Of course these misconceptions may well be corrected in later life. But I have evidence to the contrary. The simple human animal, once deluded, is almost impossible to re-educate.

For instance, this week I have been driving a V6 Skoda Superb. A pretty damned good saloon which earned the usual round of derision from flat earthers and denialists.

How often do these people have to be told? Skodas are no less desirable than Auschwitz was a Nazi theme park. Which, incidentally, one in six children surveyed believed.

Look at the price. When you ask £27,300 for a four door saloon you had better put some value in it.

And Skoda has.

On the test car, a 260bhp 3.6-litre Elegance 4x4 with six-speed DSG gearbox, only the floor mats were an option at £50. Needless to say, as there are 75 standard features in the Elegance, I could no more list them than I could serving members of the People's Liberation Army whose surnames begin with 'C'.

Some clever ideas, however, alongside the masses of passive safety aids, comms equipment, and luxury items, include a ticket holder on the A-pillar, an umbrella in the rear door and 'Twindoor', a system whereby the boot can be opened as a saloon or hatchback.

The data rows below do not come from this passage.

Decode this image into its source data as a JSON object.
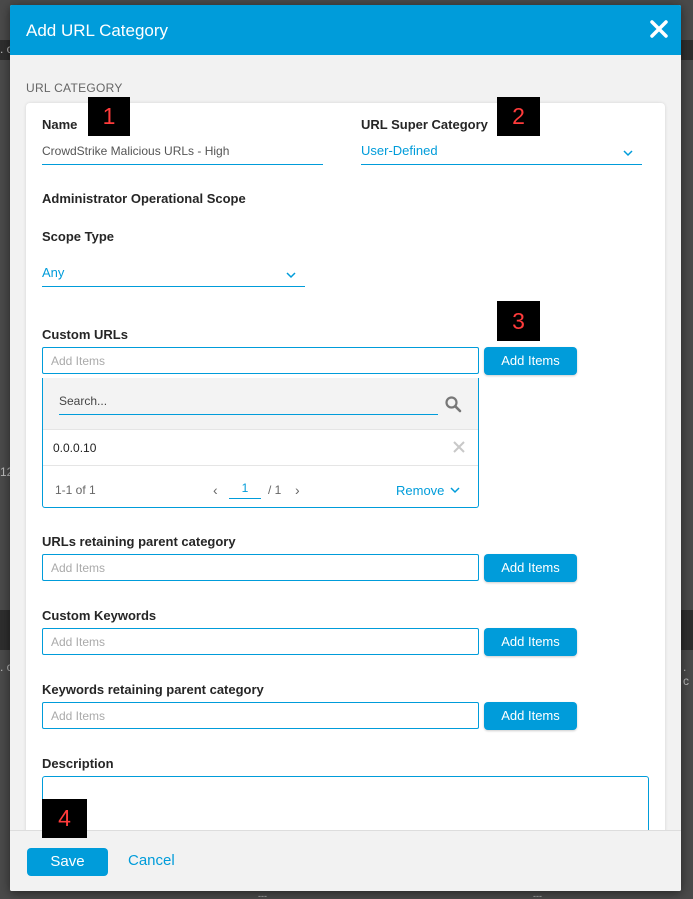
{
  "dialog": {
    "title": "Add URL Category"
  },
  "section": {
    "label": "URL CATEGORY"
  },
  "name_field": {
    "label": "Name",
    "value": "CrowdStrike Malicious URLs - High"
  },
  "super_category": {
    "label": "URL Super Category",
    "value": "User-Defined"
  },
  "admin_scope": {
    "label": "Administrator Operational Scope"
  },
  "scope_type": {
    "label": "Scope Type",
    "value": "Any"
  },
  "custom_urls": {
    "label": "Custom URLs",
    "placeholder": "Add Items",
    "button": "Add Items",
    "search_placeholder": "Search...",
    "items": [
      "0.0.0.10"
    ],
    "range": "1-1 of 1",
    "page": "1",
    "total_pages": "/ 1",
    "remove": "Remove"
  },
  "urls_retaining": {
    "label": "URLs retaining parent category",
    "placeholder": "Add Items",
    "button": "Add Items"
  },
  "custom_keywords": {
    "label": "Custom Keywords",
    "placeholder": "Add Items",
    "button": "Add Items"
  },
  "keywords_retaining": {
    "label": "Keywords retaining parent category",
    "placeholder": "Add Items",
    "button": "Add Items"
  },
  "description": {
    "label": "Description"
  },
  "footer": {
    "save": "Save",
    "cancel": "Cancel"
  },
  "markers": [
    "1",
    "2",
    "3",
    "4"
  ],
  "background": {
    "fragments": [
      ". c",
      "12",
      ". c",
      ". c",
      "---",
      "---"
    ]
  },
  "colors": {
    "accent": "#009cda",
    "marker_bg": "#000000",
    "marker_text": "#ff3b3b"
  }
}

These are the sort of essentials you will also get in a Passat or A4. But without selling your kids on ebay. Leather seats, for instance, cost an extra £1,700 in the VW.

Out on the road? Well 6.5 seconds to 60 is hardly laggardly, neither is a notional 155mph top speed.

There is a claimed best consumption of 38mph but I did worse. I always do. Expect under 30mpg. Dog drowning carbons are at 235g/km

And drivability? It's a big, roomy car utterly perfect for the motorway but more than able in smaller spaces. Yes there is the odd rough edge, a knobbly ride at times and utilitarian interior.

The headline story, however, is that what you see is what you get for the screen price. And that's a lot in a terrific car.

Now if you will excuse me, I am off to read Enid Blyton's seminal history of the SS. The Secret Seven. Oh, and put on a V2 album.